The biggest single cost in domestic or commercial egg production is hen food. Layers pellets have been formulated to supply all of the energy, protein, mineral and vitamin needs of the laying hen; assuming the hen is kept in a cage. But my hens spend most of the day foraging for animal and vegetable material so there must be scope for reducing the feed cost, or so I thought.
In the literature on poultry behaviour and nutrition there is convincing evidence that given a choice of feeds then hens will select a diet that adequately meets their nutritional needs, that they exhibit, "nutritional wisdom".
So.... I thought that if I offered the hens ad lib access to
layer's pellets high in energy, protein, minerals and vitamins alongside cheaper grain such as oats they would select their optimum diet and that it would be cheaper than layer's pellets alone.

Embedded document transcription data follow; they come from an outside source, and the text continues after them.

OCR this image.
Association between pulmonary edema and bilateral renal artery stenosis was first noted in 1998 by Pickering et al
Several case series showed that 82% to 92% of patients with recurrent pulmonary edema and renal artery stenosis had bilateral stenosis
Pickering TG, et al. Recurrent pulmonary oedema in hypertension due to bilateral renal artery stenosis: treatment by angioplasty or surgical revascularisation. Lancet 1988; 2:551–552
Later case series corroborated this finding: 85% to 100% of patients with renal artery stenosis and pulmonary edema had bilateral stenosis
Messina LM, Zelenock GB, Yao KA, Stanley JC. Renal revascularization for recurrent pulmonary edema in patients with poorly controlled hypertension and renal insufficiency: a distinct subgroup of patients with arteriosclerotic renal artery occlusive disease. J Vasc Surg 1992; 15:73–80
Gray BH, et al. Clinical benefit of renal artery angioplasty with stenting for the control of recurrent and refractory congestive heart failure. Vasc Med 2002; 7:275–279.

|Mixed grain - wheat, maize and oats|
Not so! Its hard to believe but straight grain is actually more expensive than scientifically formulated and manufactured layers pellets. Layer's pellets cost 46.6p/kg , mixed grain 46.9p/kg and oats 50.5p/kg.On close examination the grains in the "mixed grain" are the poorest quality; small, shrivelled and cracked so it must be highly profitable to sell this at the same price as layers pellets. I can't think of any other reason why a manufactured product with imported ingredients, expensive processing and computerised formulation costs less than a basic raw material which is largely unchanged after it leaves the combine harvester here in Scotland?
I may have to go back to mincing and cooking domestic vegetable waste in a big iron pot; bread, potato peelings and cabbage, to reduce the feed bill.